The foreskin has twelve known functions, they are :

  • To cover the mucosal surface of the glans and inner foreskin
  • To protect the infant's glans from feces and ammonia in diapers
  • To protect the glans penis from friction and abrasion thoughout life
  • To keep the glans moisturized and soft
  • To lubricate the glans
  • To provide an aid to masturbation and foreplay
  • To serve as an aid to penetration
  • To reduce friction during intercourse
  • To serve as erogenous tissue because of its rich supply of erogenous receptors 

Intact penis
When fully retracted, the foreskin is designed to cover essentially the entire penile shaft, yet is loose enough to "glide". The ridged bands are situated about halfway down the shaft, when the foreskin is retracted fully. Note: In some cases, a man may have difficulty retracting the foreskin. This is not an indication for circumcision, because there are good alternative treatments available that preserve the structure and function of the foreskin.
Penile Stimulation
The most important components of the physical erogenous stimulation of the penis during foreplay and intercourse are the sensations from the foreskin, frenulum/frenar band, and glans. These structures each have their own feeling, and each contributes in its own way to the man's total experience of lovemaking. It must be emphasized that emotional excitement is an extremely important component of sexual enjoyment, and intensifies the man's perception of any physical sensations from his penis.
1.    The foreskin has an inner and outer layer. The outer foreskin layer contains nerve endings which respond to gentle touching during the early stages of sexual arousal. This helps to trigger an erection. The nerves of the inner and outer foreskin contribute to the experience of penile stimulation, up to and including orgasm. These receptors are stimulated by stretching, or when the foreskin rolls over the surface of the glans during intercourse or masturbation.

2.    The foreskin contains sensory receptors called Meissner corpuscles. We believe that these nerves, similar to nerve endings in the fingertips, are there to provide pleasure, as well as fine sensory perception. This seems to help a man to enjoy sex longer without ejaculating prematurely, because he can more easily tell when he is approaching the threshold of orgasm.

3.    Stimulation of the frenulum and frenar band results in intense pleasurable feelings during arousal. The frenar band consists of a number of "ridges", described by Dr. John Taylor. Sensations from these structures during intercourse or masturbation are thought to be the primary trigger of orgasm in the intact male Dr. George Denniston writes
The ridged bands, which are like horseshoes only in that they curve forward underneath toward the point where the frenulum attaches, can be found in several pictures in John's paper. There are some 20 concentric ridged bands, which rub over the corona. Each ridge has Meissner's corpuscles, which respond to pressure, and they produce the sexual pleasure that no individual has a right to take away from another individual.

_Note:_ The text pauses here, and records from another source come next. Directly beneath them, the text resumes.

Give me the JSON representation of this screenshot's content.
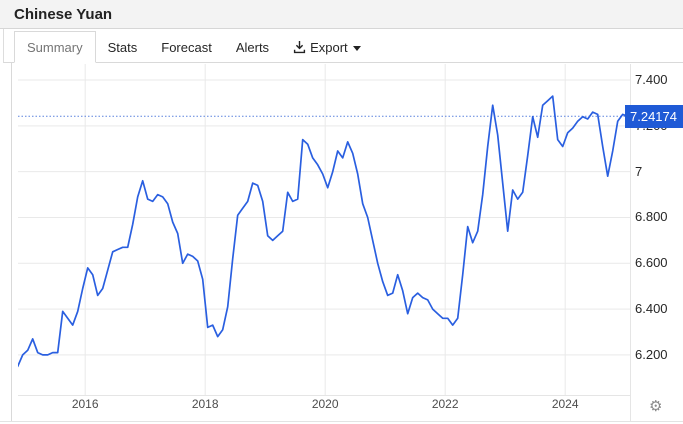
{
  "window": {
    "title": "Chinese Yuan"
  },
  "tabs": [
    {
      "label": "Summary",
      "active": true
    },
    {
      "label": "Stats",
      "active": false
    },
    {
      "label": "Forecast",
      "active": false
    },
    {
      "label": "Alerts",
      "active": false
    },
    {
      "label": "Export",
      "active": false,
      "icon": "download-icon",
      "caret": "caret-down-icon"
    }
  ],
  "icons": {
    "settings_glyph": "⚙"
  },
  "chart_data": {
    "type": "line",
    "title": "Chinese Yuan",
    "x_unit": "decimal-year",
    "x_start": 2014.875,
    "x_step": 0.0833333,
    "values": [
      6.15,
      6.2,
      6.22,
      6.27,
      6.21,
      6.2,
      6.2,
      6.21,
      6.21,
      6.39,
      6.36,
      6.33,
      6.39,
      6.49,
      6.58,
      6.55,
      6.46,
      6.49,
      6.57,
      6.65,
      6.66,
      6.67,
      6.67,
      6.77,
      6.89,
      6.96,
      6.88,
      6.87,
      6.9,
      6.89,
      6.86,
      6.78,
      6.73,
      6.6,
      6.64,
      6.63,
      6.61,
      6.53,
      6.32,
      6.33,
      6.28,
      6.31,
      6.41,
      6.62,
      6.81,
      6.84,
      6.87,
      6.95,
      6.94,
      6.87,
      6.72,
      6.7,
      6.72,
      6.74,
      6.91,
      6.87,
      6.88,
      7.14,
      7.12,
      7.06,
      7.03,
      6.99,
      6.93,
      7.0,
      7.09,
      7.06,
      7.13,
      7.08,
      6.99,
      6.86,
      6.8,
      6.7,
      6.6,
      6.52,
      6.46,
      6.47,
      6.55,
      6.48,
      6.38,
      6.45,
      6.47,
      6.45,
      6.44,
      6.4,
      6.38,
      6.36,
      6.36,
      6.33,
      6.36,
      6.55,
      6.76,
      6.69,
      6.74,
      6.9,
      7.11,
      7.29,
      7.16,
      6.95,
      6.74,
      6.92,
      6.88,
      6.91,
      7.07,
      7.24,
      7.15,
      7.29,
      7.31,
      7.33,
      7.14,
      7.11,
      7.17,
      7.19,
      7.22,
      7.24,
      7.23,
      7.26,
      7.25,
      7.11,
      6.98,
      7.09,
      7.22,
      7.25,
      7.24174
    ],
    "last_value": 7.24174,
    "last_value_label": "7.24174",
    "yticks": [
      {
        "value": 7.4,
        "label": "7.400"
      },
      {
        "value": 7.2,
        "label": "7.200"
      },
      {
        "value": 7.0,
        "label": "7"
      },
      {
        "value": 6.8,
        "label": "6.800"
      },
      {
        "value": 6.6,
        "label": "6.600"
      },
      {
        "value": 6.4,
        "label": "6.400"
      },
      {
        "value": 6.2,
        "label": "6.200"
      }
    ],
    "xticks": [
      {
        "value": 2016,
        "label": "2016"
      },
      {
        "value": 2018,
        "label": "2018"
      },
      {
        "value": 2020,
        "label": "2020"
      },
      {
        "value": 2022,
        "label": "2022"
      },
      {
        "value": 2024,
        "label": "2024"
      }
    ],
    "xlim": [
      2014.88,
      2025.08
    ],
    "ylim": [
      6.025,
      7.47
    ],
    "grid": true,
    "legend": "none",
    "colors": {
      "line": "#2a5fe0",
      "dotted_line": "#5b82dd",
      "grid": "#e9e9e9",
      "price_flag_bg": "#1f5ad6",
      "price_flag_text": "#ffffff"
    }
  }
}
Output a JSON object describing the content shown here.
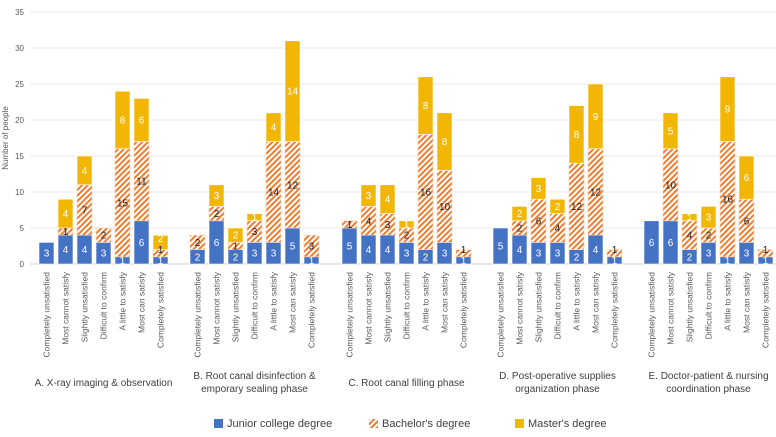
{
  "chart_data": {
    "type": "bar",
    "stacked": true,
    "ylabel": "Number of people",
    "ylim": [
      0,
      35
    ],
    "yticks": [
      0,
      5,
      10,
      15,
      20,
      25,
      30,
      35
    ],
    "grid": true,
    "legend_position": "bottom",
    "categories": [
      "Completely unsatisfied",
      "Most cannot satisfy",
      "Slightly unsatisfied",
      "Difficult to confirm",
      "A little to satisfy",
      "Most can satisfy",
      "Completely satisfied"
    ],
    "groups": [
      {
        "label": [
          "A. X-ray imaging & observation"
        ],
        "junior": [
          3,
          4,
          4,
          3,
          1,
          6,
          1
        ],
        "bachelor": [
          0,
          1,
          7,
          2,
          15,
          11,
          1
        ],
        "master": [
          0,
          4,
          4,
          0,
          8,
          6,
          2
        ]
      },
      {
        "label": [
          "B. Root canal disinfection &",
          "emporary sealing phase"
        ],
        "junior": [
          2,
          6,
          2,
          3,
          3,
          5,
          1
        ],
        "bachelor": [
          2,
          2,
          1,
          3,
          14,
          12,
          3
        ],
        "master": [
          0,
          3,
          2,
          1,
          4,
          14,
          0
        ]
      },
      {
        "label": [
          "C. Root canal filling phase"
        ],
        "junior": [
          5,
          4,
          4,
          3,
          2,
          3,
          1
        ],
        "bachelor": [
          1,
          4,
          3,
          2,
          16,
          10,
          1
        ],
        "master": [
          0,
          3,
          4,
          1,
          8,
          8,
          0
        ]
      },
      {
        "label": [
          "D. Post-operative supplies",
          "organization phase"
        ],
        "junior": [
          5,
          4,
          3,
          3,
          2,
          4,
          1
        ],
        "bachelor": [
          0,
          2,
          6,
          4,
          12,
          12,
          1
        ],
        "master": [
          0,
          2,
          3,
          2,
          8,
          9,
          0
        ]
      },
      {
        "label": [
          "E. Doctor-patient & nursing",
          "coordination phase"
        ],
        "junior": [
          6,
          6,
          2,
          3,
          1,
          3,
          1
        ],
        "bachelor": [
          0,
          10,
          4,
          2,
          16,
          6,
          1
        ],
        "master": [
          0,
          5,
          1,
          3,
          9,
          6,
          0
        ]
      }
    ],
    "series": [
      {
        "key": "junior",
        "name": "Junior college degree",
        "color": "#4472C4"
      },
      {
        "key": "bachelor",
        "name": "Bachelor's degree",
        "color": "#ED7D31"
      },
      {
        "key": "master",
        "name": "Master's degree",
        "color": "#F2B705"
      }
    ]
  }
}
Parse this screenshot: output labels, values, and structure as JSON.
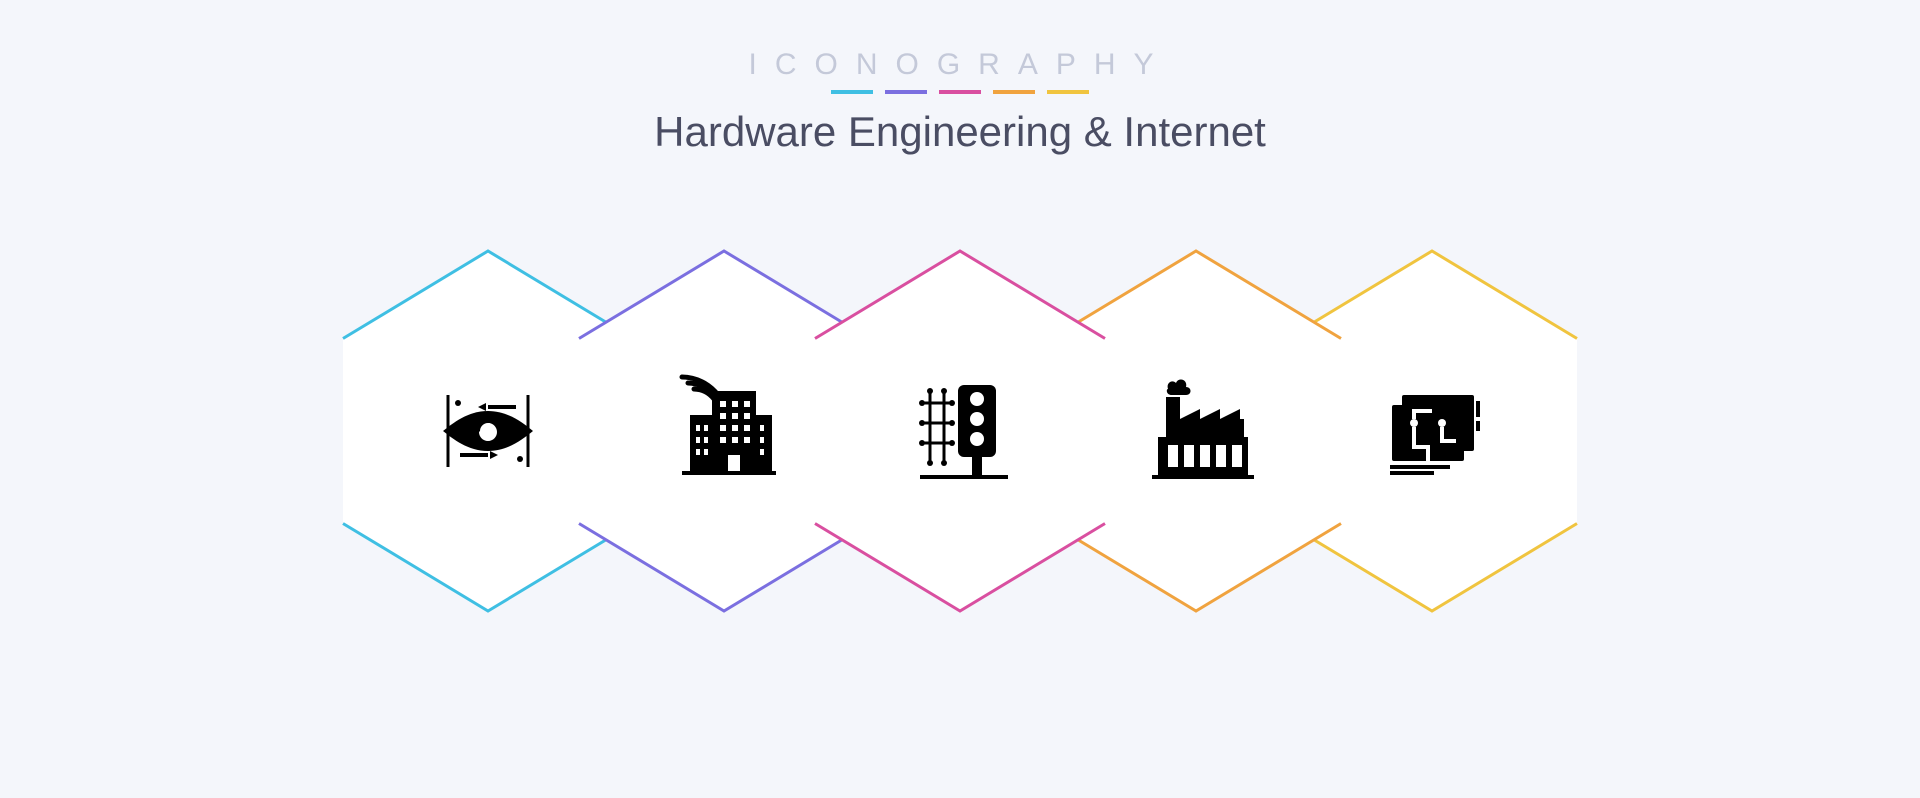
{
  "header": {
    "brand": "ICONOGRAPHY",
    "subtitle": "Hardware Engineering & Internet"
  },
  "accent_colors": [
    "#3fbfe3",
    "#7b6fe0",
    "#d94fa0",
    "#f0a33f",
    "#f0c43f"
  ],
  "page_background": "#f4f6fb",
  "hex_fill": "#ffffff",
  "glyph_color": "#000000",
  "underline": {
    "width": 42,
    "height": 4
  },
  "icons": [
    {
      "name": "eye-vision-icon",
      "top_accent": "#3fbfe3",
      "bottom_accent": "#3fbfe3"
    },
    {
      "name": "smart-building-icon",
      "top_accent": "#7b6fe0",
      "bottom_accent": "#7b6fe0"
    },
    {
      "name": "traffic-light-icon",
      "top_accent": "#d94fa0",
      "bottom_accent": "#d94fa0"
    },
    {
      "name": "factory-icon",
      "top_accent": "#f0a33f",
      "bottom_accent": "#f0a33f"
    },
    {
      "name": "circuit-board-icon",
      "top_accent": "#f0c43f",
      "bottom_accent": "#f0c43f"
    }
  ],
  "hex_points": {
    "top": "160,5 305,92.5",
    "tr": "305,92.5 305,277.5",
    "br": "305,277.5 160,365",
    "bottom": "160,365 15,277.5",
    "bl": "15,277.5 15,92.5",
    "tl": "15,92.5 160,5"
  }
}
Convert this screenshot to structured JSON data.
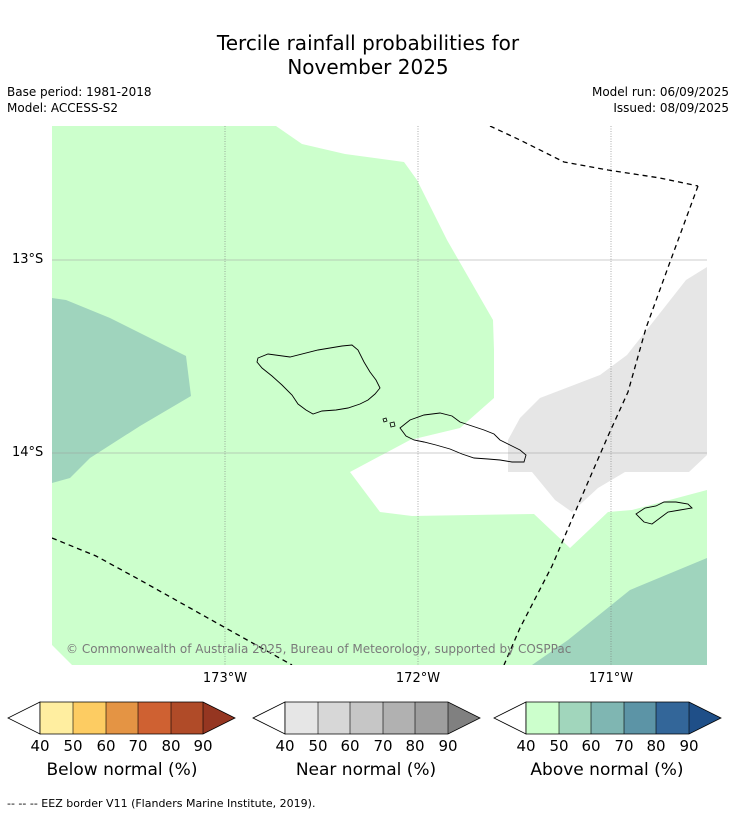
{
  "title_line1": "Tercile rainfall probabilities for",
  "title_line2": "November 2025",
  "base_period": "Base period: 1981-2018",
  "model": "Model: ACCESS-S2",
  "model_run": "Model run: 06/09/2025",
  "issued": "Issued: 08/09/2025",
  "lat_labels": [
    "13°S",
    "14°S"
  ],
  "lon_labels": [
    "173°W",
    "172°W",
    "171°W"
  ],
  "copyright": "© Commonwealth of Australia 2025, Bureau of Meteorology, supported by COSPPac",
  "colorbars": [
    {
      "label": "Below normal (%)",
      "ticks": [
        "40",
        "50",
        "60",
        "70",
        "80",
        "90"
      ],
      "colors": [
        "#ffeea0",
        "#fdcc62",
        "#e49444",
        "#cf6132",
        "#b04b28",
        "#953621"
      ]
    },
    {
      "label": "Near normal (%)",
      "ticks": [
        "40",
        "50",
        "60",
        "70",
        "80",
        "90"
      ],
      "colors": [
        "#e6e6e6",
        "#d7d7d7",
        "#c6c6c6",
        "#b1b1b1",
        "#9e9e9e",
        "#808080"
      ]
    },
    {
      "label": "Above normal (%)",
      "ticks": [
        "40",
        "50",
        "60",
        "70",
        "80",
        "90"
      ],
      "colors": [
        "#ccffcc",
        "#a1d6bc",
        "#7fb6b2",
        "#5c94a6",
        "#336699",
        "#1f4f88"
      ]
    }
  ],
  "footnote": "--  --  -- EEZ border V11 (Flanders Marine Institute, 2019).",
  "colors": {
    "above_40": "#ccffcc",
    "above_50": "#9fd4bd",
    "near_40": "#e6e6e6",
    "coastline": "#000000",
    "eez": "#000000"
  }
}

  • We believe that stimulation of the glans is most significant in the later stages of sexual intercourse, when penetration is deepest and emotions are running at there highest. Sensations from the glans contribute to the quality of the sensual experience. They are also apparently capable of triggering orgasm on their own, as would be the case in a circumcised man.

Following circumcision, the foreskin of the penis has been cut away. The surface of the glans has developed a thick, dry layer of keratin (toughened skin), which makes it less sensitive to unwanted stimulation, but also less sensitive to the more subtle qualities of lovemaking.

All circumcised men have an annular scar on the shaft of the penis. The location of the scar varies, from near the head to far down the shaft. For some men, so much skin has been removed that erection becomes difficult and even painful. This was one of the most common complaints reported by circumcised men in a recent poll.